Multi-time Scale Augmented Neural ODEs graph neural for traffic flow prediction with elastic channel variation

Abstract

Traffic flow prediction is a critical task in traffic management due to the complex and dynamic spatio-temporal correlations inherent in traffic data. While existing methods often employ graph convolutional networks (GNNs) and temporal extraction modules to model spatial and temporal dependencies, respectively, deep GNNs suffer from oversmoothing, which impairs their ability to capture long-term spatial relationships.
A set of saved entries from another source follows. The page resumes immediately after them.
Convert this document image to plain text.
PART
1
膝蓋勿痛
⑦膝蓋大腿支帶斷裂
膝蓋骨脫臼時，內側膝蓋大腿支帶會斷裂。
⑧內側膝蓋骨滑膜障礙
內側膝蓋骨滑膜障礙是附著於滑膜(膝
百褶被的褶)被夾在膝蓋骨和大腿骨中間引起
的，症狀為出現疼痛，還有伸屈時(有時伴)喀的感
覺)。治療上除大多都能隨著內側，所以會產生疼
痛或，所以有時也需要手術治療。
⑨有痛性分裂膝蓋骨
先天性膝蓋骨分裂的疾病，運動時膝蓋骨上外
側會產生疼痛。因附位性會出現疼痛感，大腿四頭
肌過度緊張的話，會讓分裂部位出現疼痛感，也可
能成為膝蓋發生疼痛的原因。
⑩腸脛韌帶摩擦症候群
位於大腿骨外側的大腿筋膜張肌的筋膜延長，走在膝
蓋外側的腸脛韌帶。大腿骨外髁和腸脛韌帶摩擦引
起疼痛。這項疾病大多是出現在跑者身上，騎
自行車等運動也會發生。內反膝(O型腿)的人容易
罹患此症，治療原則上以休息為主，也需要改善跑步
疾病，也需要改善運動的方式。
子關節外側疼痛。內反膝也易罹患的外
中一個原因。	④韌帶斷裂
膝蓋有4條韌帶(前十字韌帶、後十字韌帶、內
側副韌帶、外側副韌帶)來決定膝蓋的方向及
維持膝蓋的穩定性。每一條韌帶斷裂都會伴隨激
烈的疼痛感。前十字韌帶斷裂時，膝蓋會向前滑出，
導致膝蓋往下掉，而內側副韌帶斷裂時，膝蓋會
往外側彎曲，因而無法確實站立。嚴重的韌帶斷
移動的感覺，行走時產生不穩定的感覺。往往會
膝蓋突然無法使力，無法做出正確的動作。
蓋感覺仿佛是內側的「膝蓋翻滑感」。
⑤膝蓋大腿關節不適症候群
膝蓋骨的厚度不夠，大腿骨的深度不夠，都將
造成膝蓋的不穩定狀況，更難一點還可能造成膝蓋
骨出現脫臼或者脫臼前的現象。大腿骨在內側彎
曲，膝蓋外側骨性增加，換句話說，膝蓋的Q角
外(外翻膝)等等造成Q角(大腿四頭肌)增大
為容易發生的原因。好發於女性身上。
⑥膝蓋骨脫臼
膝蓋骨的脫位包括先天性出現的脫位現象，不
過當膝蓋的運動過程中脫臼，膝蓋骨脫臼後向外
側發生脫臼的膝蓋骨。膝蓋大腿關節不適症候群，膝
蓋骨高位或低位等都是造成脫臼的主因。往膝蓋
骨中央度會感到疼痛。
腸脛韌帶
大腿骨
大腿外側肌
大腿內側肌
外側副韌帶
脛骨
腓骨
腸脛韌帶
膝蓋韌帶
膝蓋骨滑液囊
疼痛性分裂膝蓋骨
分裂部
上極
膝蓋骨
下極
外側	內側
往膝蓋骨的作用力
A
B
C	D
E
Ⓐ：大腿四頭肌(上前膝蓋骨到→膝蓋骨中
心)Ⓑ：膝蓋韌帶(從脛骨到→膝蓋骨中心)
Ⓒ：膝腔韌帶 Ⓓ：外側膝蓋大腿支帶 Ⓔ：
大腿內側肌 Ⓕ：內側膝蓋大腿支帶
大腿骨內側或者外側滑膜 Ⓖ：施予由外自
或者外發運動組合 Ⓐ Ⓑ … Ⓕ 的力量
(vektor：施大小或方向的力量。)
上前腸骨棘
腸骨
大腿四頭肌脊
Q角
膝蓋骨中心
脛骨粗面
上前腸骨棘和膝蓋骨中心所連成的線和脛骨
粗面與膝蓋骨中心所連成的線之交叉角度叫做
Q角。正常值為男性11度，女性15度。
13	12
Augmented Neural Ordinary Differential Equations (ANODEs) offer a solution to this issue by enabling deeper models without oversmoothing, but they struggle with the complexity and variability of traffic data, leading to poor prediction performance. In this study, we propose the Multi-time Scale Augmented Neural ODEs Graph Neural Network (MTEC-AODE) for Traffic Flow Prediction. To address the challenges of complex information processing, we introduce the Elastic Channel Variation strategy, which adjusts the number of channels dynamically. Furthermore, we construct a traffic semantic neighborhood matrix using a Gaussian kernel similarity matrix, which captures semantic relationships across regions, aiding in the construction of a global dynamic traffic model. To handle the variability of traffic data, we develop the Multi-time Scale Augmented Neural ODEs Solver, allowing the model to adapt to different time scales and respond to dynamic changes in traffic patterns. We evaluate our model on several real-world traffic datasets, achieving Mean Absolute Errors (MAE) of 2.01, 3.52, 2.96, 3.20, 15.59, 19.75, 22.14, and 16.22, and Mean Absolute Percentage Errors (MAPE) of 4.48%, 10.17%, 7.22%, 7.66%, 15.21%, 13.98%, 9.72%, and 10.2%. Experimental results show that our method outperformed state-of-the-art benchmarks.